An in-depth study of Lithuania's recognition and image abroad shows that relatively few foreigners outside the immediate neighbourhood know much about the country.
Lithuanians are generally regarded as welcoming and hard-working people, but also dishonest, especially in Scandinavia, and are associated with the Holocaust in Israel and the US.
Most people in Poland know about Lithuania and the country's image is quite positive there. On the other end of the spectrum, only 7 percent of the public in France know anything about Lithuania besides its name and geographic location, according to a study that surveyed public opinion in seven countries.

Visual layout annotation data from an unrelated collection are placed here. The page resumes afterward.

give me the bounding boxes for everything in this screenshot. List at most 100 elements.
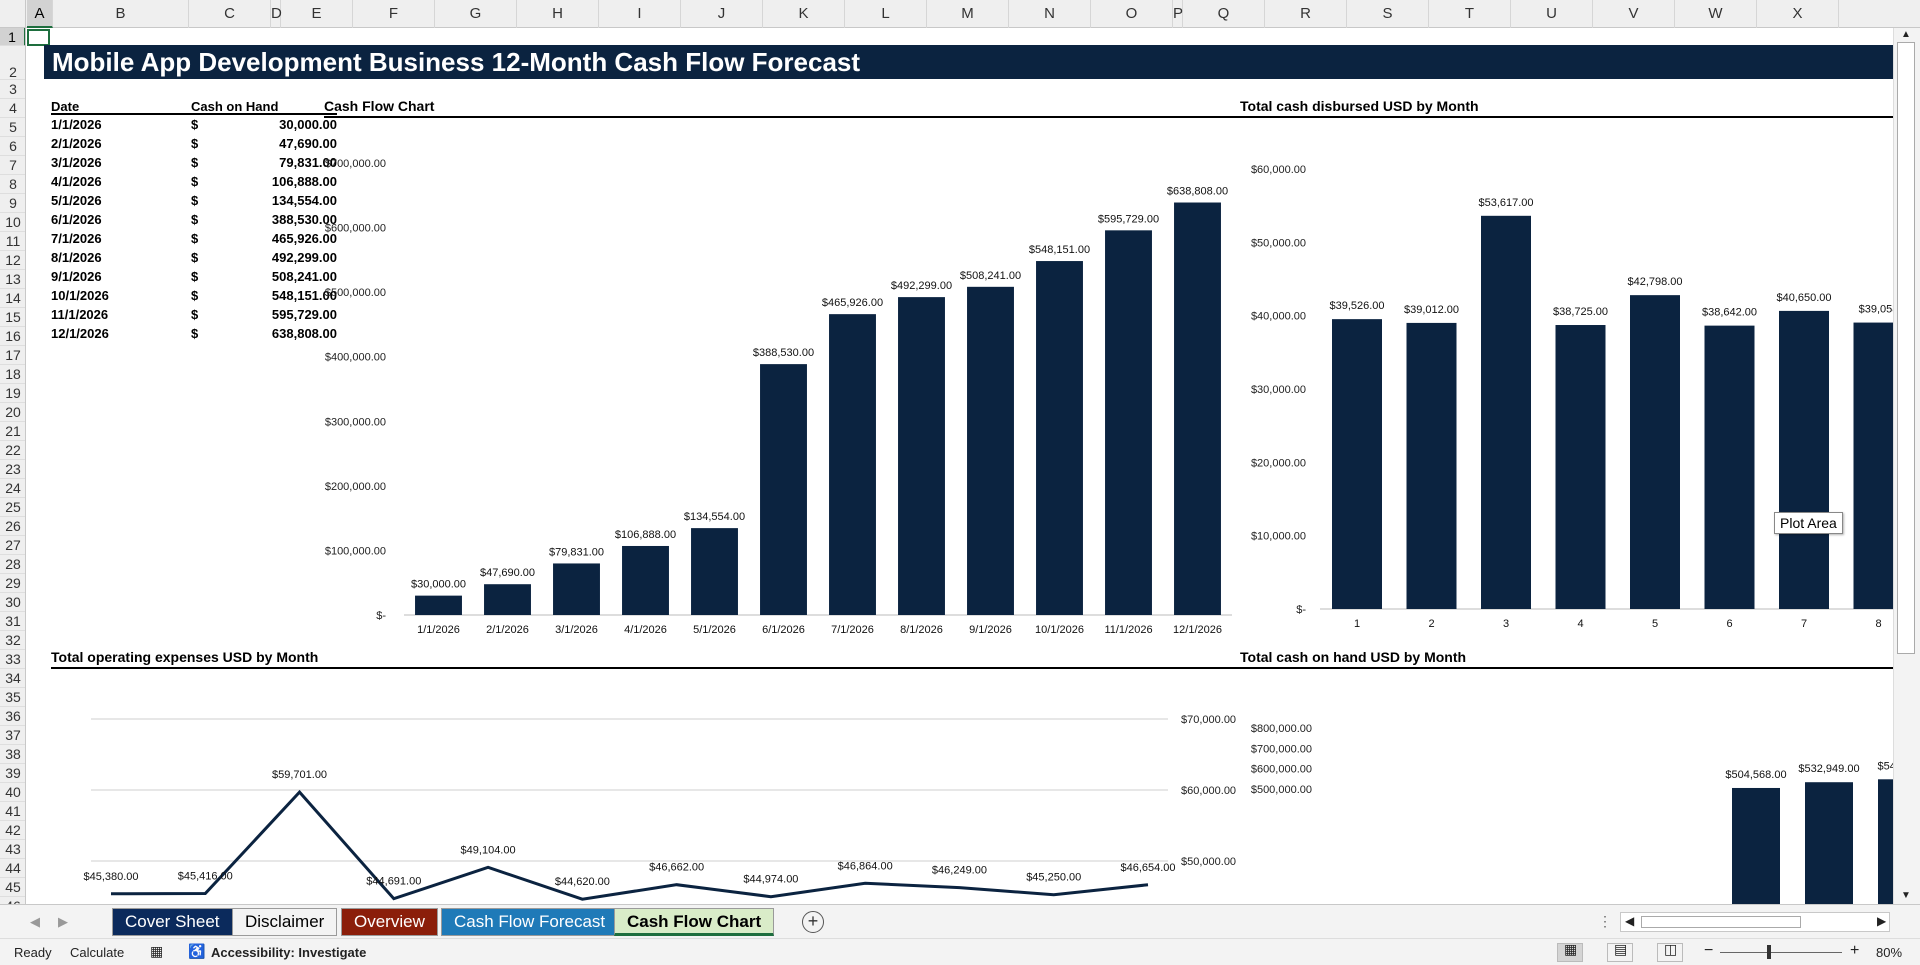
active-cell[interactable] (27, 29, 50, 46)
zoom-out-button[interactable]: − (1704, 942, 1714, 959)
tab-cash-flow-forecast[interactable]: Cash Flow Forecast (441, 908, 619, 936)
row-header-23[interactable]: 23 (0, 460, 25, 479)
row-header-11[interactable]: 11 (0, 232, 25, 251)
zoom-slider[interactable] (1720, 952, 1842, 953)
row-header-13[interactable]: 13 (0, 270, 25, 289)
row-header-34[interactable]: 34 (0, 669, 25, 688)
row-header-44[interactable]: 44 (0, 859, 25, 878)
scroll-left-icon[interactable]: ◀ (1625, 914, 1635, 928)
normal-view-button[interactable]: ▦ (1557, 941, 1583, 962)
row-header-12[interactable]: 12 (0, 251, 25, 270)
column-header-f[interactable]: F (353, 0, 435, 28)
accessibility-icon[interactable]: ♿ (188, 943, 206, 959)
row-header-19[interactable]: 19 (0, 384, 25, 403)
zoom-in-button[interactable]: + (1850, 942, 1860, 959)
row-header-29[interactable]: 29 (0, 574, 25, 593)
row-header-16[interactable]: 16 (0, 327, 25, 346)
zoom-slider-knob[interactable] (1767, 945, 1771, 959)
row-header-33[interactable]: 33 (0, 650, 25, 669)
accessibility-status[interactable]: Accessibility: Investigate (211, 945, 367, 960)
row-header-9[interactable]: 9 (0, 194, 25, 213)
row-header-1[interactable]: 1 (0, 28, 25, 46)
tab-split-handle-icon[interactable]: ⋮ (1598, 913, 1612, 929)
row-header-39[interactable]: 39 (0, 764, 25, 783)
column-header-h[interactable]: H (517, 0, 599, 28)
column-header-d[interactable]: D (271, 0, 282, 28)
column-header-m[interactable]: M (927, 0, 1009, 28)
column-header-v[interactable]: V (1593, 0, 1675, 28)
cash-on-hand-chart[interactable]: $500,000.00 $600,000.00 $700,000.00 $800,00… (1240, 674, 1893, 904)
row-header-22[interactable]: 22 (0, 441, 25, 460)
row-header-5[interactable]: 5 (0, 118, 25, 137)
column-header-k[interactable]: K (763, 0, 845, 28)
macro-icon[interactable]: ▦ (150, 943, 164, 959)
tab-next-icon[interactable]: ▶ (58, 914, 68, 929)
column-header-g[interactable]: G (435, 0, 517, 28)
column-header-o[interactable]: O (1091, 0, 1173, 28)
column-header-r[interactable]: R (1265, 0, 1347, 28)
tab-cash-flow-chart[interactable]: Cash Flow Chart (614, 908, 775, 936)
tab-disclaimer[interactable]: Disclaimer (232, 908, 338, 936)
row-header-37[interactable]: 37 (0, 726, 25, 745)
row-header-26[interactable]: 26 (0, 517, 25, 536)
column-header-q[interactable]: Q (1183, 0, 1265, 28)
row-header-32[interactable]: 32 (0, 631, 25, 650)
column-header-s[interactable]: S (1347, 0, 1429, 28)
cash-disbursed-chart[interactable]: $- $10,000.00 $20,000.00 $30,000.00 $40,000.… (1240, 121, 1893, 651)
row-header-46[interactable]: 46 (0, 897, 25, 904)
row-header-25[interactable]: 25 (0, 498, 25, 517)
row-header-15[interactable]: 15 (0, 308, 25, 327)
vertical-scroll-thumb[interactable] (1897, 42, 1915, 654)
row-header-4[interactable]: 4 (0, 99, 25, 118)
row-header-21[interactable]: 21 (0, 422, 25, 441)
row-header-14[interactable]: 14 (0, 289, 25, 308)
row-header-7[interactable]: 7 (0, 156, 25, 175)
tab-overview[interactable]: Overview (341, 908, 438, 936)
operating-expenses-chart[interactable]: $40,000.00$50,000.00$60,000.00$70,000.00… (51, 674, 1254, 904)
column-header-x[interactable]: X (1757, 0, 1839, 28)
row-header-2[interactable]: 2 (0, 46, 25, 80)
row-header-35[interactable]: 35 (0, 688, 25, 707)
row-header-27[interactable]: 27 (0, 536, 25, 555)
column-header-n[interactable]: N (1009, 0, 1091, 28)
row-header-31[interactable]: 31 (0, 612, 25, 631)
row-header-41[interactable]: 41 (0, 802, 25, 821)
column-header-l[interactable]: L (845, 0, 927, 28)
row-header-24[interactable]: 24 (0, 479, 25, 498)
select-all-corner[interactable] (0, 0, 26, 28)
column-header-p[interactable]: P (1173, 0, 1183, 28)
scroll-up-icon[interactable]: ▲ (1901, 29, 1911, 40)
row-header-38[interactable]: 38 (0, 745, 25, 764)
column-header-t[interactable]: T (1429, 0, 1511, 28)
row-header-28[interactable]: 28 (0, 555, 25, 574)
row-header-17[interactable]: 17 (0, 346, 25, 365)
horizontal-scrollbar[interactable]: ◀ ▶ (1620, 912, 1890, 932)
tab-prev-icon[interactable]: ◀ (30, 914, 40, 929)
row-header-10[interactable]: 10 (0, 213, 25, 232)
sheet-grid[interactable]: Mobile App Development Business 12-Month… (27, 29, 1893, 904)
vertical-scrollbar[interactable]: ▲ ▼ (1893, 28, 1920, 904)
column-header-a[interactable]: A (27, 0, 53, 28)
row-header-36[interactable]: 36 (0, 707, 25, 726)
row-header-40[interactable]: 40 (0, 783, 25, 802)
page-break-view-button[interactable]: ◫ (1657, 941, 1683, 962)
page-layout-view-button[interactable]: ▤ (1607, 941, 1633, 962)
row-header-6[interactable]: 6 (0, 137, 25, 156)
cash-flow-chart[interactable]: $- $100,000.00 $200,000.00 $300,000.00 $400,… (324, 121, 1244, 651)
zoom-level[interactable]: 80% (1876, 945, 1903, 960)
column-header-j[interactable]: J (681, 0, 763, 28)
row-header-45[interactable]: 45 (0, 878, 25, 897)
row-header-18[interactable]: 18 (0, 365, 25, 384)
row-header-20[interactable]: 20 (0, 403, 25, 422)
add-sheet-button[interactable]: + (802, 911, 824, 933)
horizontal-scroll-thumb[interactable] (1641, 916, 1801, 928)
tab-cover-sheet[interactable]: Cover Sheet (112, 908, 233, 936)
row-header-43[interactable]: 43 (0, 840, 25, 859)
column-header-c[interactable]: C (189, 0, 271, 28)
scroll-down-icon[interactable]: ▼ (1901, 890, 1911, 901)
calculate-button[interactable]: Calculate (70, 945, 125, 960)
column-header-b[interactable]: B (53, 0, 189, 28)
column-header-u[interactable]: U (1511, 0, 1593, 28)
row-header-3[interactable]: 3 (0, 80, 25, 99)
row-header-30[interactable]: 30 (0, 593, 25, 612)
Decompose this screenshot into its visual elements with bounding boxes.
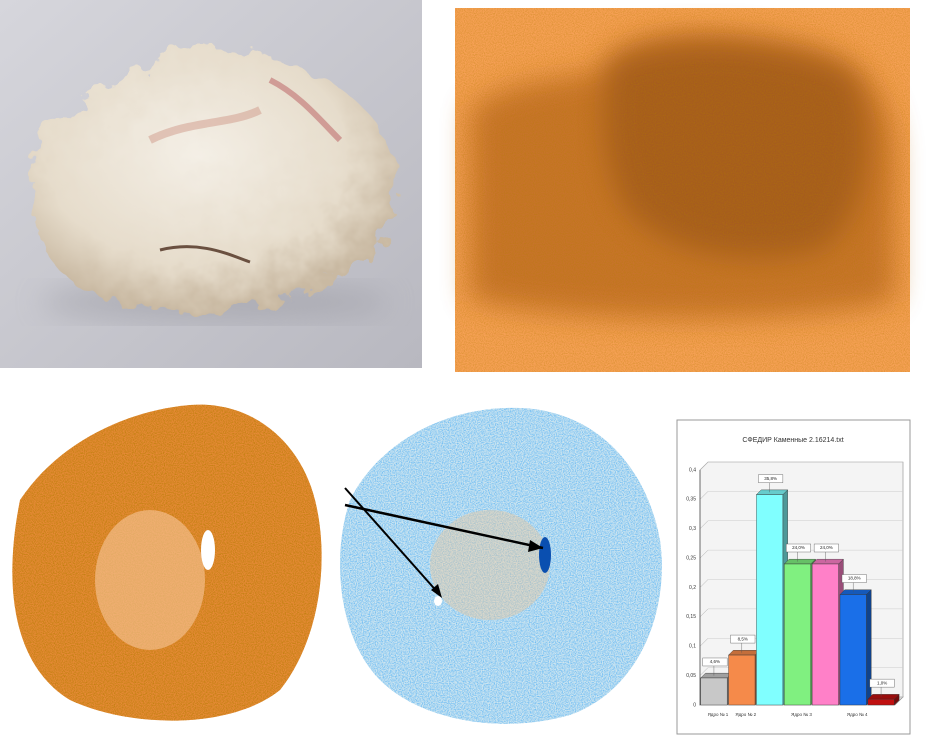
bar-top	[755, 489, 789, 495]
grid-line	[699, 520, 709, 529]
value-label-box	[841, 574, 867, 583]
value-label: 35,8%	[764, 476, 777, 481]
value-label-box	[869, 678, 895, 688]
bar-side	[866, 589, 872, 706]
y-tick-label: 0	[693, 702, 696, 708]
y-tick-label: 0,25	[686, 555, 696, 561]
bar	[700, 677, 728, 706]
bar	[811, 563, 839, 706]
bar	[728, 654, 756, 706]
grid-line	[699, 667, 709, 676]
phase-hole	[434, 596, 442, 606]
stone-crack	[159, 245, 251, 264]
y-tick-label: 0,3	[689, 526, 696, 532]
grid-line	[699, 638, 709, 647]
bar-top	[700, 672, 733, 679]
value-label: 4,6%	[710, 659, 720, 664]
arrow	[344, 503, 544, 550]
phase-inclusion	[539, 537, 551, 573]
stone-stain	[268, 77, 343, 143]
chart: 0 0,05 0,1 0,15 0,2 0,25 0,3 0,35 0,4 4,6% Ядро № …	[686, 461, 904, 717]
bar	[839, 594, 867, 706]
stone-stain	[148, 106, 262, 144]
density-hole	[201, 530, 215, 570]
bar	[867, 698, 895, 706]
bar	[756, 494, 784, 706]
y-tick-label: 0,4	[689, 467, 696, 473]
value-label: 24,0%	[792, 545, 805, 550]
value-label: 18,8%	[848, 576, 861, 581]
value-label: 8,5%	[738, 636, 748, 641]
density-center	[95, 510, 205, 650]
value-label-box	[702, 657, 728, 667]
value-label: 1,0%	[877, 680, 887, 685]
y-tick-label: 0,1	[689, 644, 696, 650]
x-tick-label: Ядро № 3	[791, 712, 812, 717]
bar-top	[728, 650, 761, 656]
x-tick-label: Ядро № 1	[708, 712, 729, 717]
arrow-head	[431, 584, 442, 598]
value-label-box	[758, 474, 784, 483]
bar-top	[811, 559, 844, 565]
grid-line	[699, 461, 709, 471]
grid-line	[699, 549, 709, 559]
phase-center	[430, 510, 550, 620]
arrow	[344, 487, 441, 596]
value-label-box	[786, 543, 811, 553]
bar-top	[783, 559, 817, 565]
chart-title: СФЕДИР Каменные 2.16214.txt	[742, 437, 843, 444]
bar-top	[867, 694, 900, 700]
grid-line	[699, 579, 709, 588]
bar-top	[839, 589, 872, 595]
y-tick-label: 0,2	[689, 585, 696, 591]
x-tick-label: Ядро № 2	[735, 712, 756, 717]
radiograph-grain	[455, 8, 910, 372]
bar	[784, 563, 811, 706]
value-label-box	[813, 543, 839, 553]
y-tick-label: 0,05	[686, 673, 696, 679]
y-tick-label: 0,35	[686, 497, 696, 503]
phase-grain	[340, 407, 662, 724]
grid-line	[699, 491, 709, 500]
arrow-head	[528, 540, 543, 552]
y-tick-label: 0,15	[686, 614, 696, 620]
grid-line	[699, 608, 709, 618]
value-label-box	[730, 634, 756, 644]
stone	[32, 49, 397, 312]
x-tick-label: Ядро № 4	[847, 712, 868, 717]
value-label: 24,0%	[820, 545, 833, 550]
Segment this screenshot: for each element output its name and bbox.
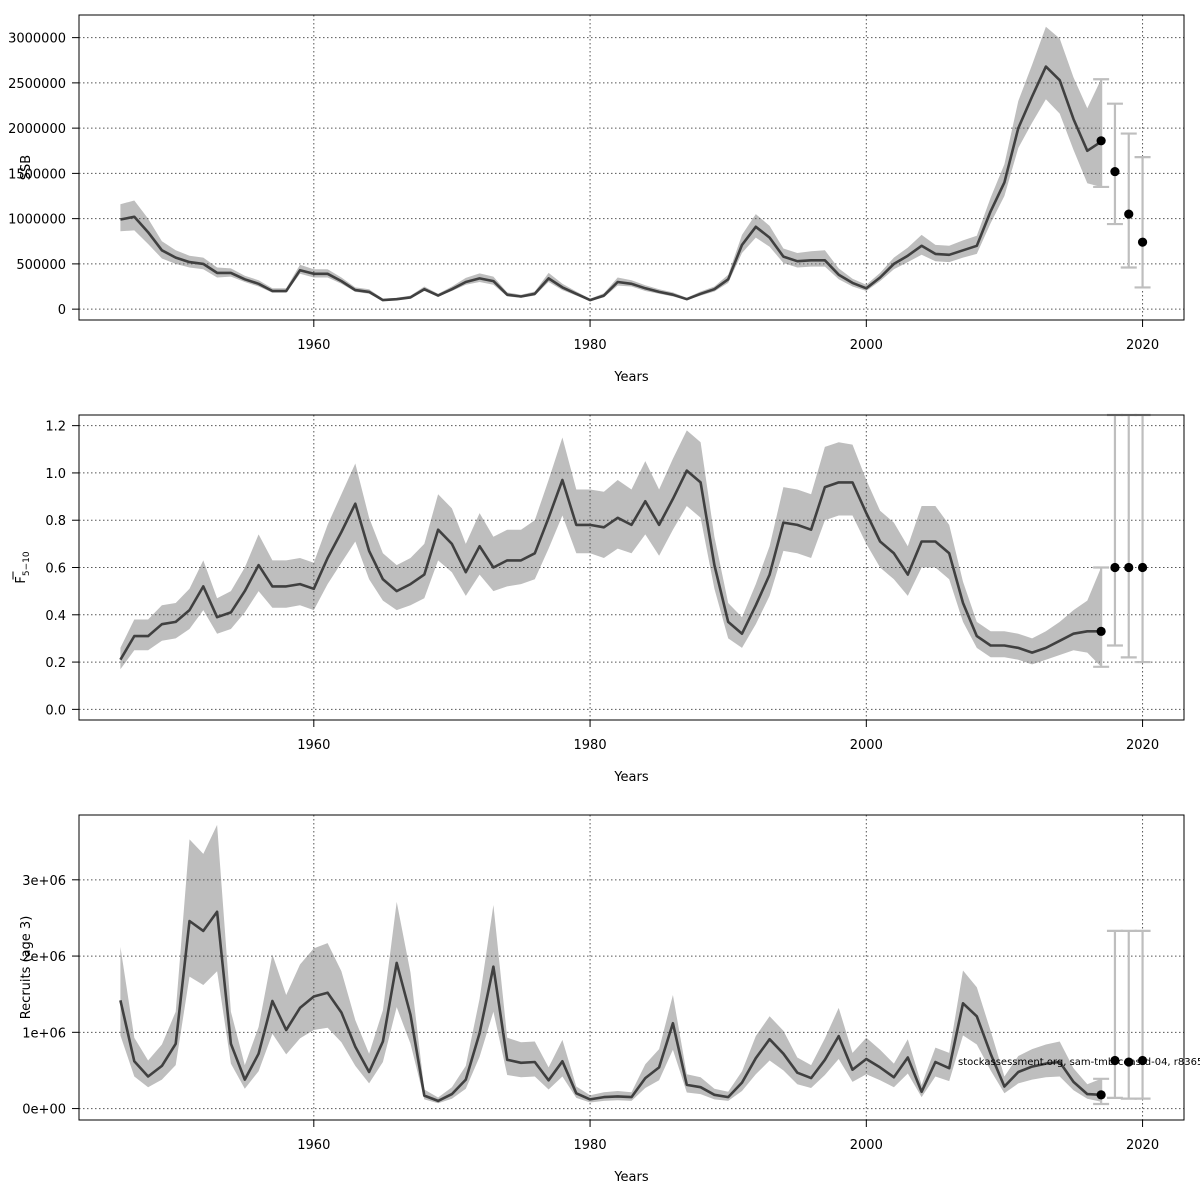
forecast-point xyxy=(1124,209,1134,219)
forecast-point xyxy=(1096,626,1106,636)
x-tick-label: 1960 xyxy=(297,738,330,753)
x-tick-label: 2020 xyxy=(1126,338,1159,353)
x-tick-label: 2000 xyxy=(850,1138,883,1153)
y-tick-label: 2000000 xyxy=(8,122,66,137)
x-tick-label: 2020 xyxy=(1126,738,1159,753)
chart-panel-2: 1960 1980 2000 2020 Years 0.0 0.2 0.4 0.6 0.8 1.0 1… xyxy=(12,413,1185,785)
y-tick-label: 0.8 xyxy=(45,514,66,529)
chart-panel-3: 1960 1980 2000 2020 Years 0e+00 1e+06 2e+06 3e+0… xyxy=(19,814,1200,1185)
forecast-point xyxy=(1096,1090,1106,1100)
forecast-point xyxy=(1124,562,1134,573)
x-tick-label: 2000 xyxy=(850,738,883,753)
y-tick-label: 0e+00 xyxy=(22,1103,66,1118)
x-tick-label: 2000 xyxy=(850,338,883,353)
y-tick-label: 1.0 xyxy=(45,467,66,482)
forecast-point xyxy=(1110,166,1120,177)
x-axis-label: Years xyxy=(613,1170,649,1185)
y-tick-label: 0.0 xyxy=(45,703,66,718)
y-tick-label: 0.2 xyxy=(45,656,66,671)
forecast-point xyxy=(1110,1055,1120,1066)
y-tick-label: 2500000 xyxy=(8,77,66,92)
y-tick-label: 1000000 xyxy=(8,213,66,228)
forecast-point xyxy=(1124,1057,1134,1067)
plot-box xyxy=(78,14,1185,321)
x-tick-label: 1960 xyxy=(297,338,330,353)
forecast-point xyxy=(1096,136,1106,146)
estimate-line xyxy=(120,65,1102,302)
x-axis-label: Years xyxy=(613,370,649,385)
y-tick-label: 0.6 xyxy=(45,562,66,577)
confidence-band xyxy=(120,26,1102,302)
forecast-point xyxy=(1137,1055,1148,1066)
y-tick-label: 1e+06 xyxy=(22,1026,66,1041)
x-tick-label: 1980 xyxy=(574,338,607,353)
chart-annotation: stockassessment.org, sam-tmb-coastd-04, … xyxy=(958,1057,1200,1068)
forecast-point xyxy=(1137,237,1148,247)
confidence-band xyxy=(120,430,1102,670)
chart-panel-1: 1960 1980 2000 2020 Years 0 500000 1000000 15000… xyxy=(8,14,1185,385)
forecast-point xyxy=(1137,562,1148,573)
y-tick-label: 500000 xyxy=(16,258,66,273)
y-tick-label: 1.2 xyxy=(45,420,66,435)
y-tick-label: 0 xyxy=(58,303,66,318)
estimate-line xyxy=(119,469,1102,661)
y-tick-label: 2e+06 xyxy=(22,950,66,965)
x-tick-label: 2020 xyxy=(1126,1138,1159,1153)
y-axis-label: F5−10 xyxy=(14,551,32,583)
plot-box xyxy=(78,814,1185,1121)
y-tick-label: 3000000 xyxy=(8,32,66,47)
y-axis-label-subscript: 5−10 xyxy=(22,551,32,576)
estimate-line xyxy=(119,910,1102,1103)
y-tick-label: 3e+06 xyxy=(22,874,66,889)
x-tick-label: 1980 xyxy=(574,738,607,753)
forecast-point xyxy=(1110,562,1120,573)
x-tick-label: 1960 xyxy=(297,1138,330,1153)
y-tick-label: 1500000 xyxy=(8,167,66,182)
y-axis-label: Recruits (age 3) xyxy=(19,916,34,1020)
x-tick-label: 1980 xyxy=(574,1138,607,1153)
x-axis-label: Years xyxy=(613,770,649,785)
confidence-band xyxy=(120,824,1102,1104)
y-tick-label: 0.4 xyxy=(45,609,66,624)
y-axis-label: SSB xyxy=(19,155,34,180)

Eglė Kudzmanienė, a government adviser who led the study, says that Lithuania's immediate neighbours naturally know more the country, especially Poland that has close historical, cultural and political ties with Lithuania. But even there some stereotypes persist, she says.
Meanwhile, Lithuania could invest more into promoting itself in France, the study authors say.
“There are big potential economic gains – tourism from France to Lithuania is growing steadily, but we do not exploit the full potential due to limited marketing resources and irregular flight connections,” Kudzmanienė tells LRT.lt. “France is certainly a strategically important country for international political cooperation.”
What are Lithuanians like?
The study also looked into what qualities people in the seven countries ascribed to Lithuanians. Poles and Germans generally thought that Lithuanians were hospitable and friendly, while Swedes and Norwegians tended to think of them as hard-working. However, Lithuanians in Scandinavia are also often seen as dishonest people.
“We see a clear problem in Norway due to the crimes committed by Lithuanians,” Kudzmanienė says, adding that many Lithuanian expatriates in Scandinavia are highly skilled and honest people and the country should invest into improving their image.
Norwegians were also found to have a poor opinion about respect for human and civil rights in Lithuania and did not think Lithuania was a good place to invest, work or study in.
Meanwhile, Germans and Poles have a positive opinion about Lithuanians mainly because of their travels in the country.
“They get to know the country, its people, and leave with a positive impression,” according to Kudzmanienė.
A problem singled out by image experts interviewed for the study, particularly in the US and the UK, was the history of the Holocaust. It was also seen as a negative factor by the public in Israel.
More than tourism
The study also shows that tourism is one of the key factors contributing to Lithuania's recognition abroad. However, attracting tourists is not the main, let alone the only, reason for building up Lithuania's brand.
“We have had an effective ecosystem in tourism for a number of years now. However, the county has other goals, too, such as attracting talent, students, investment, increasing exports,” Kudzmanienė believes. “We have to start thinking about the generation that is 15 years old now [...]. For them, we have to build a clear profile of the country, show our values and future goals.”
She says that, at the moment, Lithuania has a very fragmented profile and no consistent message about itself.
“It's time for us in Lithuania to agree about the directions and guidelines of communication. The country has great many achievements, but the study results show that [people abroad] know precious little about us,” says Kudzmanienė.
The study was conducted by KOG Institutas and NORSTAT.